GaussianDiffusion: 3D Gaussian Splatting for Denoising Diffusion Probabilistic Models with Structured Noise

Text-to-3D, known for its efficient generation methods and expansive creative potential, has garnered significant attention in the AIGC domain. However, the amalgamation of Nerf and 2D diffusion models frequently yields oversaturated images, posing severe limitations on downstream industrial applications due to the constraints of pixelwise rendering method. Gaussian splatting has recently superseded the traditional pointwise sampling technique prevalent in NeRF-based methodologies, revolutionizing various aspects of 3D reconstruction. This paper introduces a novel text to 3D content generation framework based on Gaussian splatting, enabling fine control over image saturation through individual Gaussian sphere transparencies, thereby producing more realistic images.
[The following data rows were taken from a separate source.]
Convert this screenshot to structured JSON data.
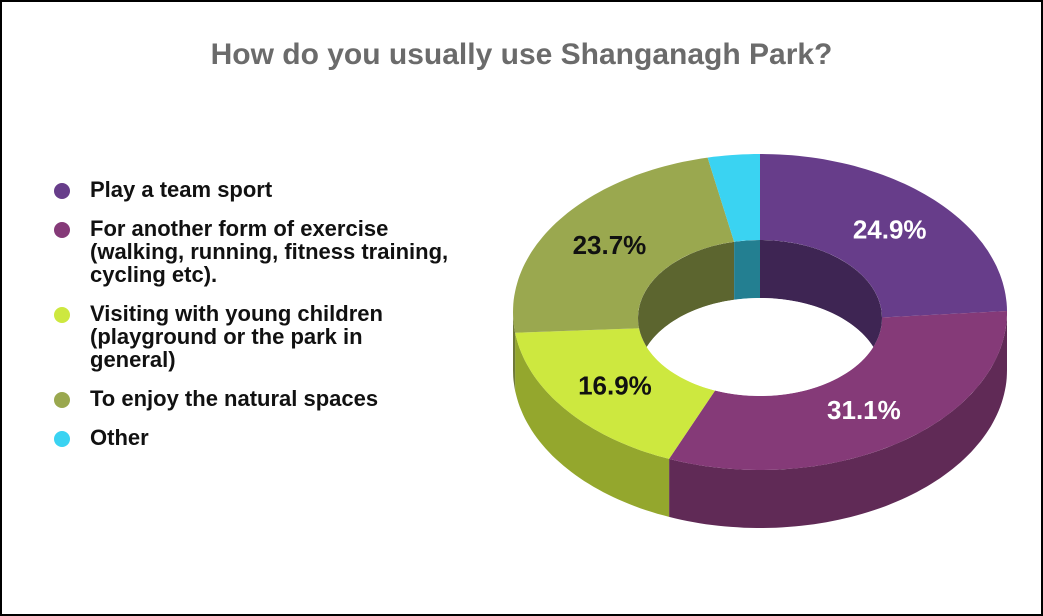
{
  "chart_data": {
    "type": "donut3d",
    "title": "How do you usually use Shanganagh Park?",
    "categories": [
      "Play a team sport",
      "For another form of exercise (walking, running, fitness training, cycling etc).",
      "Visiting with young children (playground or the park in general)",
      "To enjoy the natural spaces",
      "Other"
    ],
    "values": [
      24.9,
      31.1,
      16.9,
      23.7,
      3.4
    ],
    "value_labels": [
      "24.9%",
      "31.1%",
      "16.9%",
      "23.7%",
      null
    ],
    "colors": [
      "#673d8a",
      "#853a78",
      "#cde83f",
      "#9aa84f",
      "#3ad3f2"
    ],
    "legend": "left"
  }
}
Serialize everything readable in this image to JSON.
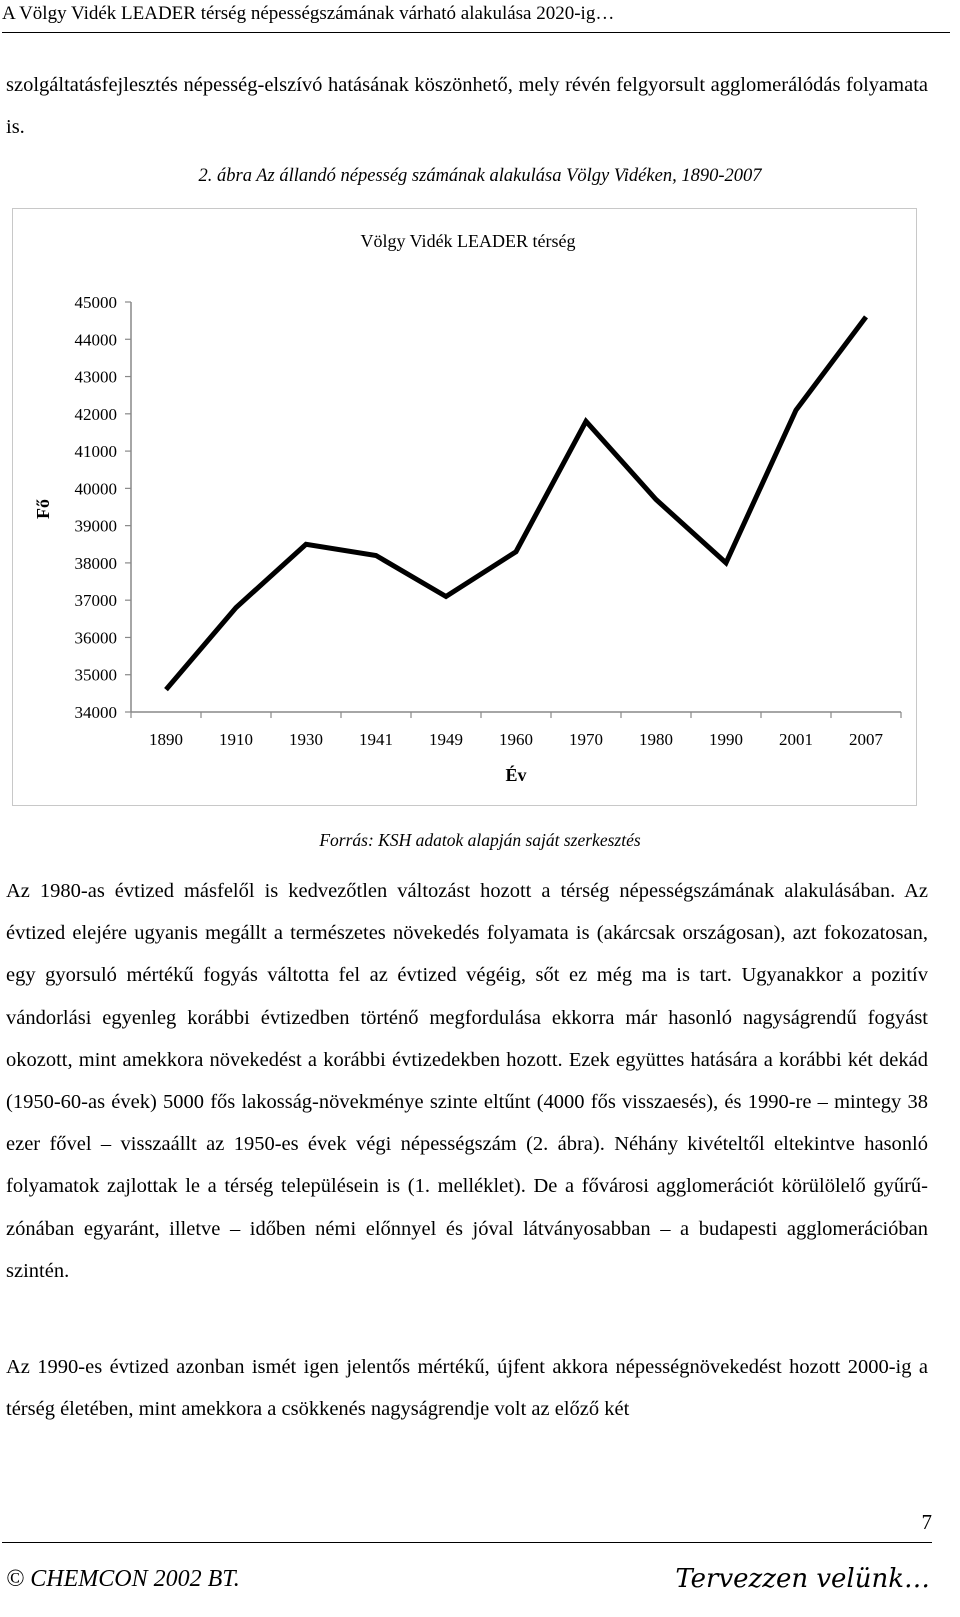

The challenge of achieving multi-view consistency in 3D generation significantly impedes modeling complexity and accuracy. Taking inspiration from SJC, we explore employing multi-view noise distributions to perturb images generated by 3D Gaussian splatting, aiming to rectify inconsistencies in multi-view geometry. We ingeniously devise an efficient method to generate noise that produces Gaussian noise from diverse viewpoints, all originating from a shared noise source. Furthermore, vanilla 3D Gaussian-based generation tends to trap models in local minima, causing artifacts like floaters, burrs, or proliferative elements. To mitigate these issues, we propose the variational Gaussian splatting technique to enhance the quality and stability of 3D appearance. To our knowledge, our approach represents the first comprehensive utilization of Gaussian splatting across the entire spectrum of 3D content generation processes.